On July 23, Dr. Luciana and Dr. José performed Filip’s heart procedure, and Dr. Bryan Goldstein performed his catherization. Filip was in the hospital for two weeks, during which time we stayed at Ronald McDonald House Pittsburgh, which is attached to UPMC Children’s. At our hospital in Poland, if your child was staying in the hospital, there is no opportunity to sit with them. It is difficult and stressful for both parents and children. UPMC Children’s could not have been more different. The facility was so welcoming, with a comfortable and clean room for Filip to stay in while he recovered. For the first three days after his procedure, Filip was unconscious. Though we could have stayed with him overnight, my husband and I knew that we needed to rest and prepare ourselves for his recovery. Seeing how the nurses cared for Filip, we felt completely safe leaving him in their hands for those few hours.

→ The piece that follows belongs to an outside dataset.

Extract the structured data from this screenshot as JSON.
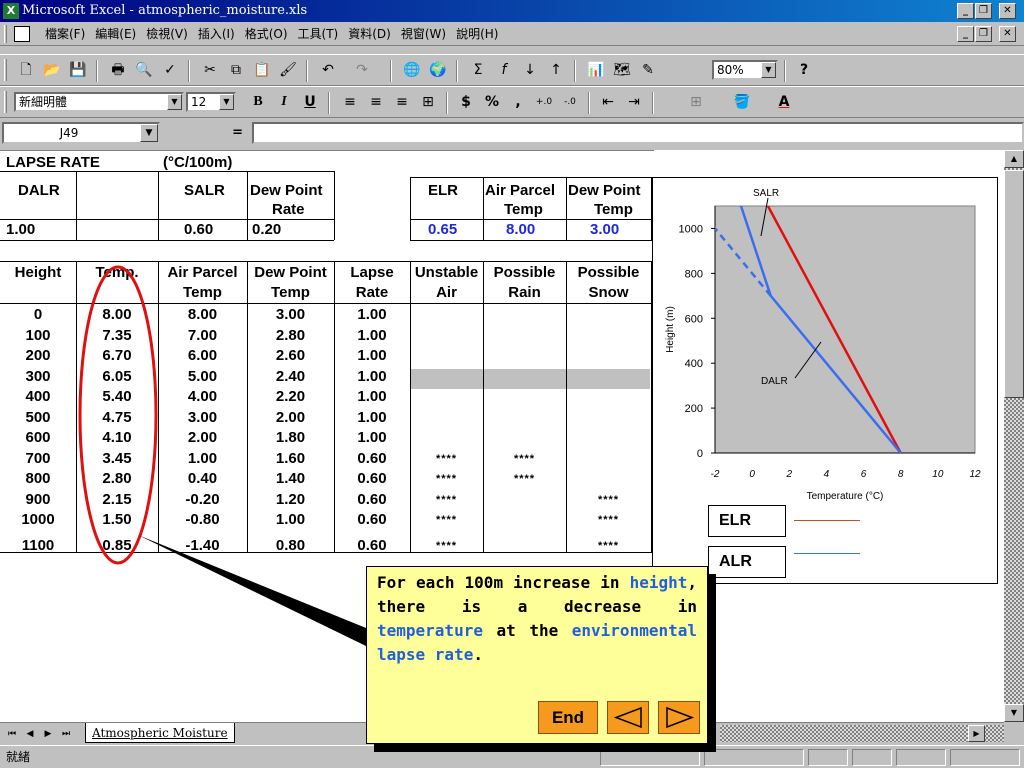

After Filip woke up, either I or my husband, or both of us, were with him constantly, day and night. Our social workers helped us with anything — big or small — to make our stay as easy as possible. I can’t say enough about the amazing people who work at UPMC Children’s. The international team of nurses, cardiac surgeons, cardiologists, anesthesiologists, pediatricians, and doctors — everyone was so heartfelt, sincere, and professional. They made sure to explain every medical procedure, taking the time to make sure we understood all the details.
To my family and me, Dr. Luciana and Dr. José are angels in human form. If we had the power, we’d award them a Nobel Prize for the skills and innovation they have developed and introduced into the world of cardiac surgery. The Da Silva Center had the courage and confidence to invite us to Pittsburgh from the other side of the world in the middle of a global pandemic. We came from a very difficult situation, with very little hope, and they looked out for us throughout our entire journey: before admission, during our stay, and after discharge. Now back home in Poland, we are still in touch with Dr. Luciana, who is monitoring Filip’s health. We are frequently sharing pictures and videos through WhatsApp.
In Krakow, I’ve felt a responsibility to make the services and care provided by the Da Silva Center as widely known as possible. I want to make sure that other like ours know that there is hope, that there is a place in Pittsburgh that they can go to and trust. We are so thankful for the family and community that the Da Silva Center has given us.